X_train["연매출_투자비"] = X_train["연매출(억원)"] / (X_train["총 투자금(억원)"] + 1)
X_test["연매출_투자비"] = X_test["연매출(억원)"] / (X_test["총 투자금(억원)"] + 1)

X_train["고객당_투자금"] = X_train["총 투자금(억원)"] / (X_train["고객수(백만명)"] + 1)
X_test["고객당_투자금"] = X_test["총 투자금(억원)"] / (X_test["고객수(백만명)"] + 1)

In [25]:
# 3. Target Encoding

target_cols = ["국가", "분야", "투자단계"]
encoder = TargetEncoder(cols=target_cols)
X_train[target_cols] = encoder.fit_transform(X_train[target_cols], y_train)
X_test[target_cols] = encoder.transform(X_test[target_cols])

In [26]:
# 4. 열 정렬
X_train, X_test = X_train.align(X_test, join='left', axis=1, fill_value=0)

In [27]:
# 5. 모델 정의
xgb = XGBRegressor(
    n_estimators=1500,
    learning_rate=0.01,
    max_depth=8,
    subsample=0.8,
    colsample_bytree=0.8,
    random_state=42,
    verbosity=0,
    n_jobs=-1
)

lgb = LGBMRegressor(
    n_estimators=1500,
    learning_rate=0.01,
    max_depth=10,
    num_leaves=31,
    random_state=42,
    n_jobs=-1
)

cat = CatBoostRegressor(
    iterations=1000,
    learning_rate=0.02,
    depth=8,
    random_state=42,
    verbose=0
)

In [28]:
# 6. Cross-validation 예측 평균
kf = KFold(n_splits=5, shuffle=True, random_state=42)
xgb_preds = np.zeros(len(X_test))
lgb_preds = np.zeros(len(X_test))
cat_preds = np.zeros(len(X_test))

In [30]:
yesno_map = {"Yes": 1, "No": 0}

X_train["인수여부"] = X_train["인수여부"].map(yesno_map)
X_test["인수여부"] = X_test["인수여부"].map(yesno_map)

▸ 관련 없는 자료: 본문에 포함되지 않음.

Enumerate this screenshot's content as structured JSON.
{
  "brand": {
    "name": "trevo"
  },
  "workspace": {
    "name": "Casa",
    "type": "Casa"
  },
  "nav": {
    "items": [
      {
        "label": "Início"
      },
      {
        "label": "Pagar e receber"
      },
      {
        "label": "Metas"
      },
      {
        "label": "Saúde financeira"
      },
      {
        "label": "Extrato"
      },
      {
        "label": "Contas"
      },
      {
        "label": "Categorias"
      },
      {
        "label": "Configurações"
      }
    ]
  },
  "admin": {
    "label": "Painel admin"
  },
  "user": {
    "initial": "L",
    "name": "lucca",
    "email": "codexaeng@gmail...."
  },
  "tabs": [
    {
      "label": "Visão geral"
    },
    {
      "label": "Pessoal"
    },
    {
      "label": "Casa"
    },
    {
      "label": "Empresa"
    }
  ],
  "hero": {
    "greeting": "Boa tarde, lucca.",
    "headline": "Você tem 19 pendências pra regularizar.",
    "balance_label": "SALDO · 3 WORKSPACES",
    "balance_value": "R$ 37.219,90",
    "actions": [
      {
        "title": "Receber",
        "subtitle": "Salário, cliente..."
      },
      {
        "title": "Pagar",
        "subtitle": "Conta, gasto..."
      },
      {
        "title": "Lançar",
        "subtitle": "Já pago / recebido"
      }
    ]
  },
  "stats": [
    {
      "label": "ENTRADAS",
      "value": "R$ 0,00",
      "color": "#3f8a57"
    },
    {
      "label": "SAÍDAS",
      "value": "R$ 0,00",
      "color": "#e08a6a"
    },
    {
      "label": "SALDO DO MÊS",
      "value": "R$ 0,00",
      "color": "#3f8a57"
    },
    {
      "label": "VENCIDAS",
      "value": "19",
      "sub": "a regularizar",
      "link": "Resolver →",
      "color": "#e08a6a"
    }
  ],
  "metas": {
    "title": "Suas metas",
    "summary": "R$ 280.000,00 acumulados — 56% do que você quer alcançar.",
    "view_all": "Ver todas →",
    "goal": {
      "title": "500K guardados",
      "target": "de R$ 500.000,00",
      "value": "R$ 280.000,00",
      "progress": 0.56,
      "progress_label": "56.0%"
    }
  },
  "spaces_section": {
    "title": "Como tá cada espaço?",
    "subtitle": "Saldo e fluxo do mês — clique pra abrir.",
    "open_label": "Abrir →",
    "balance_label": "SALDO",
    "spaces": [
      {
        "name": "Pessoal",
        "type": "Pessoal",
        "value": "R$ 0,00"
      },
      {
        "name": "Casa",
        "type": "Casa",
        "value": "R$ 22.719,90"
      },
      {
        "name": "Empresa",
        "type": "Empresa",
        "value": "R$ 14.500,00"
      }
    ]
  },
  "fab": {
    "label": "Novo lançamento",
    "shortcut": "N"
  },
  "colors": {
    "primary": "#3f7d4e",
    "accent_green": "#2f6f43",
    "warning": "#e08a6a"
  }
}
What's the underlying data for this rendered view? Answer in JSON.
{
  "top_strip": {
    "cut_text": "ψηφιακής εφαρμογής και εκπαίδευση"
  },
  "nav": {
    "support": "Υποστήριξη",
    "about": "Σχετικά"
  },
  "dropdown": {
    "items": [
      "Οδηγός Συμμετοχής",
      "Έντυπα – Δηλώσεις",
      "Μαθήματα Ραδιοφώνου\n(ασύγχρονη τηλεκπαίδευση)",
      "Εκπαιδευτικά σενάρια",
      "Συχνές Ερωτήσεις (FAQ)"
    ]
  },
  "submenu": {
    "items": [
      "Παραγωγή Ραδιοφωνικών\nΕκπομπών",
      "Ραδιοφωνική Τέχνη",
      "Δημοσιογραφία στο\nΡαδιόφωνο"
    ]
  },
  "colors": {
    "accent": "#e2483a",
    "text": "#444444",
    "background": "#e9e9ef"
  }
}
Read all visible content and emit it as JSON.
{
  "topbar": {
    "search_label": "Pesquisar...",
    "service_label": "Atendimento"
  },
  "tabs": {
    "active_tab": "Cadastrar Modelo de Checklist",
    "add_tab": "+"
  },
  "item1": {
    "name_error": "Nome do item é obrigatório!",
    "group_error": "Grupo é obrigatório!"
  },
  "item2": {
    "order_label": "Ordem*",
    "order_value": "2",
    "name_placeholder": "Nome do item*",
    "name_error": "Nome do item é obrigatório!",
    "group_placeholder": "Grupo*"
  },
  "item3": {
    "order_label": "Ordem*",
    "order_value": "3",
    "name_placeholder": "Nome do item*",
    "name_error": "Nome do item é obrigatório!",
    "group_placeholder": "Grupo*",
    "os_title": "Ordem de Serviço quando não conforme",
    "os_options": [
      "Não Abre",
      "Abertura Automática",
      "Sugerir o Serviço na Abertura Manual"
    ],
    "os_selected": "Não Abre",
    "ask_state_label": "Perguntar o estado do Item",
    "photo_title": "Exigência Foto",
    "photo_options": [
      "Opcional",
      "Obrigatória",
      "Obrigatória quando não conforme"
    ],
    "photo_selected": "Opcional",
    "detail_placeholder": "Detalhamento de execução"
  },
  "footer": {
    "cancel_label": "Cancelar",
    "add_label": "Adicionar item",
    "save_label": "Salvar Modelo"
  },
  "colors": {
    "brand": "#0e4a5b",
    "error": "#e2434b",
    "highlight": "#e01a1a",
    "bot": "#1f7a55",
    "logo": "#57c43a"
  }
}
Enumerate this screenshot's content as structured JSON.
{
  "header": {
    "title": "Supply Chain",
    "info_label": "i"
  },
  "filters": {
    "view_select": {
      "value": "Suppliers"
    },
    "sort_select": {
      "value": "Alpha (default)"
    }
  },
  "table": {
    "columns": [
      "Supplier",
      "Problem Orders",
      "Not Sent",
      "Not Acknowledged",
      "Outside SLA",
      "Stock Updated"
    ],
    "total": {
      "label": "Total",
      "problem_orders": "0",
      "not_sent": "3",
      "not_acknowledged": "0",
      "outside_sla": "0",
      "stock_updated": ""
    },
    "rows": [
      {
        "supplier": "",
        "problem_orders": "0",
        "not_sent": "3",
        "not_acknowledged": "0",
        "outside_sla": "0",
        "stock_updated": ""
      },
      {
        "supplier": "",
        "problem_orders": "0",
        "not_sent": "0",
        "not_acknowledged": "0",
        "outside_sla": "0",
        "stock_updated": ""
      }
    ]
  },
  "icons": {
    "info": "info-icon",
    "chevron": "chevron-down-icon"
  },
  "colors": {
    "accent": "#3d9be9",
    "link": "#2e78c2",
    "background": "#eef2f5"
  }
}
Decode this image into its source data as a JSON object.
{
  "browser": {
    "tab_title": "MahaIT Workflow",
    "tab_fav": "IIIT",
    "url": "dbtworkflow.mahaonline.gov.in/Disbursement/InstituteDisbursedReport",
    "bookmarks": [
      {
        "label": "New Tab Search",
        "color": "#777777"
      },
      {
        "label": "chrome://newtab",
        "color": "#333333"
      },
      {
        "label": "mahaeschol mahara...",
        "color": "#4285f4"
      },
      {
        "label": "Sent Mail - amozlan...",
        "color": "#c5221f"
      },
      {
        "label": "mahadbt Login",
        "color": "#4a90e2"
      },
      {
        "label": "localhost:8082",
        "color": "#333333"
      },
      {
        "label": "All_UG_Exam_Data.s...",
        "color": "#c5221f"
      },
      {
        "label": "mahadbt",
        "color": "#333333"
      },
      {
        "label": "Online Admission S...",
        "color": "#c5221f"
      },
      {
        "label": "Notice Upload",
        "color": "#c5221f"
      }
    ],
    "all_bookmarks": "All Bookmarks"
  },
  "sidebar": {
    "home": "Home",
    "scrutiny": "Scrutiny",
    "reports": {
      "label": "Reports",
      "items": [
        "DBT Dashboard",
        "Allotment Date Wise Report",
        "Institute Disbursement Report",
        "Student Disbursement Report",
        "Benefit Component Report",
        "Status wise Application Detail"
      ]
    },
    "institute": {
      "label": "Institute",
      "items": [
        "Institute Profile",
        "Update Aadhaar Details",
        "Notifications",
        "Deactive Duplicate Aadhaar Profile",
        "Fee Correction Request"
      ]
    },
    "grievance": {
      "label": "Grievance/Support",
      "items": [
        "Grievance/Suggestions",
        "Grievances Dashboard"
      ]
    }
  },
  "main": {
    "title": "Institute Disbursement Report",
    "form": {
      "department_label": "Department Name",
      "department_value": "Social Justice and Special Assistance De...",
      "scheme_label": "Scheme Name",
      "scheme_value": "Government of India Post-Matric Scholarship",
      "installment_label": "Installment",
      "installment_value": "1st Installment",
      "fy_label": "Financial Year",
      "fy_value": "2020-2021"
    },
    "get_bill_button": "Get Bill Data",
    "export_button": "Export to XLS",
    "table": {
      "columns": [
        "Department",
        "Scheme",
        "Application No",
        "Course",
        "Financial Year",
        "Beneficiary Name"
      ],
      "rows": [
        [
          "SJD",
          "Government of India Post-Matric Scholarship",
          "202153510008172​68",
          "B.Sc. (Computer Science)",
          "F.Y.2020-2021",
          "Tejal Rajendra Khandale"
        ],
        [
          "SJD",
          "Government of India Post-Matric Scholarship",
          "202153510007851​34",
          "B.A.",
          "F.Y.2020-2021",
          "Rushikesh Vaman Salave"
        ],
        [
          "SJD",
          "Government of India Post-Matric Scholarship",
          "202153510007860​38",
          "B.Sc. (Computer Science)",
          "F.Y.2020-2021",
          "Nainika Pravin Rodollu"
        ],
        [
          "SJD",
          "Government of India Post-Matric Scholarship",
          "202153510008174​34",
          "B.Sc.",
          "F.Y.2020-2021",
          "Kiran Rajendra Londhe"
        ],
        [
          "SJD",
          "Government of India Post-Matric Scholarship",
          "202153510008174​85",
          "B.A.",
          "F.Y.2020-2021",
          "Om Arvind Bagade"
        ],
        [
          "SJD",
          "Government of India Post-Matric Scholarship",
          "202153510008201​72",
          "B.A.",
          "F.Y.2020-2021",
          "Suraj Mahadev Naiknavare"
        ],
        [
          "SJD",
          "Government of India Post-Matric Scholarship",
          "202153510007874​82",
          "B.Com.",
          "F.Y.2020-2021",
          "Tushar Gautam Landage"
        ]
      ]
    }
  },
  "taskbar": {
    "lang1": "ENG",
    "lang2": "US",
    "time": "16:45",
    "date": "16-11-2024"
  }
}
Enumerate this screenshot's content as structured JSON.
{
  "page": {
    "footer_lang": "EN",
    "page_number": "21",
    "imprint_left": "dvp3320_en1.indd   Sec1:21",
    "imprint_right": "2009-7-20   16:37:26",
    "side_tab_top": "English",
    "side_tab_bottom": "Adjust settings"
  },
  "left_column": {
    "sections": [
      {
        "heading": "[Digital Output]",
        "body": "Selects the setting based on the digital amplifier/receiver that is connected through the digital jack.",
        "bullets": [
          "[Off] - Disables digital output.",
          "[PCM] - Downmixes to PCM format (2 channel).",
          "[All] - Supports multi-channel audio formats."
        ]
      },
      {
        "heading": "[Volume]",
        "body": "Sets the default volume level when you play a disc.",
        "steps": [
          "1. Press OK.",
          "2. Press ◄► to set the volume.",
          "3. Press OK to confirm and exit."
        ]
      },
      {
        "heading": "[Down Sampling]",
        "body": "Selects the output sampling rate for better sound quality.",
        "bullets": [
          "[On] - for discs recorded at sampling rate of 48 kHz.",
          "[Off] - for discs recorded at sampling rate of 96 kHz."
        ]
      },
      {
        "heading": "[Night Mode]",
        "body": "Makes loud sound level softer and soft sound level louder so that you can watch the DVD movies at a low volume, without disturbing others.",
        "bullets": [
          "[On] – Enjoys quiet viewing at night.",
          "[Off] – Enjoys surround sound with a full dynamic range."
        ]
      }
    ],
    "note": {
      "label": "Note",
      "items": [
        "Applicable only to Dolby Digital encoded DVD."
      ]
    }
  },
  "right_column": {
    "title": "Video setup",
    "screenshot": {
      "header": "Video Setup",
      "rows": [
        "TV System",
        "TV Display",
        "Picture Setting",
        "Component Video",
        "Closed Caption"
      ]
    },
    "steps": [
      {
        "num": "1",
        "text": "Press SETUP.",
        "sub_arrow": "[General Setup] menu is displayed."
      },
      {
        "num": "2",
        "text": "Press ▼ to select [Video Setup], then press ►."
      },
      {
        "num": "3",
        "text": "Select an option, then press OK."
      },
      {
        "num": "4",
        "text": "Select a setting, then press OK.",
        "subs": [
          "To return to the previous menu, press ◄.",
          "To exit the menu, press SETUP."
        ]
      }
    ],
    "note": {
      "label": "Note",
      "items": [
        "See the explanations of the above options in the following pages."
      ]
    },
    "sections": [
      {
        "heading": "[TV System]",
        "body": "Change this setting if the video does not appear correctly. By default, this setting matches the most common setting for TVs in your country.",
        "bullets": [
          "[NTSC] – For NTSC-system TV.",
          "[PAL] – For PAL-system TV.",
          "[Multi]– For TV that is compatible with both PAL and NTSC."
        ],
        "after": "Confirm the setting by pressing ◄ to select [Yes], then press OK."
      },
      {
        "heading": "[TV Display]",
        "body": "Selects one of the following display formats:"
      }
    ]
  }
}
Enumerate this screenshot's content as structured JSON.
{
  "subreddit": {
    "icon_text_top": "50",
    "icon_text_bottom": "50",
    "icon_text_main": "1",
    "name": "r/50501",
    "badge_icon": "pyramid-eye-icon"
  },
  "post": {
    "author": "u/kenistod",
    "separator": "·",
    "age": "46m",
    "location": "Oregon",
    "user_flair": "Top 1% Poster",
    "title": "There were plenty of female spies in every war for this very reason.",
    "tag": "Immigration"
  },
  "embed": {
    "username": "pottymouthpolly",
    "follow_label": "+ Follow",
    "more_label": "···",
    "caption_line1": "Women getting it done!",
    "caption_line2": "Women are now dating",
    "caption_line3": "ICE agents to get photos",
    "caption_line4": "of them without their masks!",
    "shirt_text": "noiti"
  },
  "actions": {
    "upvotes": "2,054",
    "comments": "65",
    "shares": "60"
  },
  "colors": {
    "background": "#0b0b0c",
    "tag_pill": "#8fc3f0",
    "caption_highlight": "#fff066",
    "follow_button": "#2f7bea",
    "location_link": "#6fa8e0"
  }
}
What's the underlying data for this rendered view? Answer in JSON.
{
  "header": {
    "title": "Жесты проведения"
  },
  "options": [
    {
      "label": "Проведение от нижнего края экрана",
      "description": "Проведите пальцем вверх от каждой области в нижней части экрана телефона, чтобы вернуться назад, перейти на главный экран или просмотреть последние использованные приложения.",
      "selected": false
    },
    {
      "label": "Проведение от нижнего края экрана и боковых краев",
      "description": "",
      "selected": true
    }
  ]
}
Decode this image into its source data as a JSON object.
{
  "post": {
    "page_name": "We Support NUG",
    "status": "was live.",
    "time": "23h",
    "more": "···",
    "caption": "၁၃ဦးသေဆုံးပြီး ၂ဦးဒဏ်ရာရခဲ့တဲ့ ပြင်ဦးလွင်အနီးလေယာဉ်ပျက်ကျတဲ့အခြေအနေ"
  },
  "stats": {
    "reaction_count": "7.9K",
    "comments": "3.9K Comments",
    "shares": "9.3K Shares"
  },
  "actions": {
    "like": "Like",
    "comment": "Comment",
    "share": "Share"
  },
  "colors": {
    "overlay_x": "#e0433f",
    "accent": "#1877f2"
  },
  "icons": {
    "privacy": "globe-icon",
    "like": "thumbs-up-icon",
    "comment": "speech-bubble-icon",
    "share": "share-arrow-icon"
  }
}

X_train["상장여부"] = X_train["상장여부"].map(yesno_map)
X_test["상장여부"] = X_test["상장여부"].map(yesno_map)


In [31]:
for train_idx, val_idx in kf.split(X_train):
    x_tr, x_val = X_train.iloc[train_idx], X_train.iloc[val_idx]
    y_tr, y_val = y_train.iloc[train_idx], y_train.iloc[val_idx]

    xgb.fit(x_tr, y_tr)
    lgb.fit(x_tr, y_tr)
    cat.fit(x_tr, y_tr)

    xgb_preds += xgb.predict(X_test) / kf.get_n_splits()
    lgb_preds += lgb.predict(X_test) / kf.get_n_splits()
    cat_preds += cat.predict(X_test) / kf.get_n_splits()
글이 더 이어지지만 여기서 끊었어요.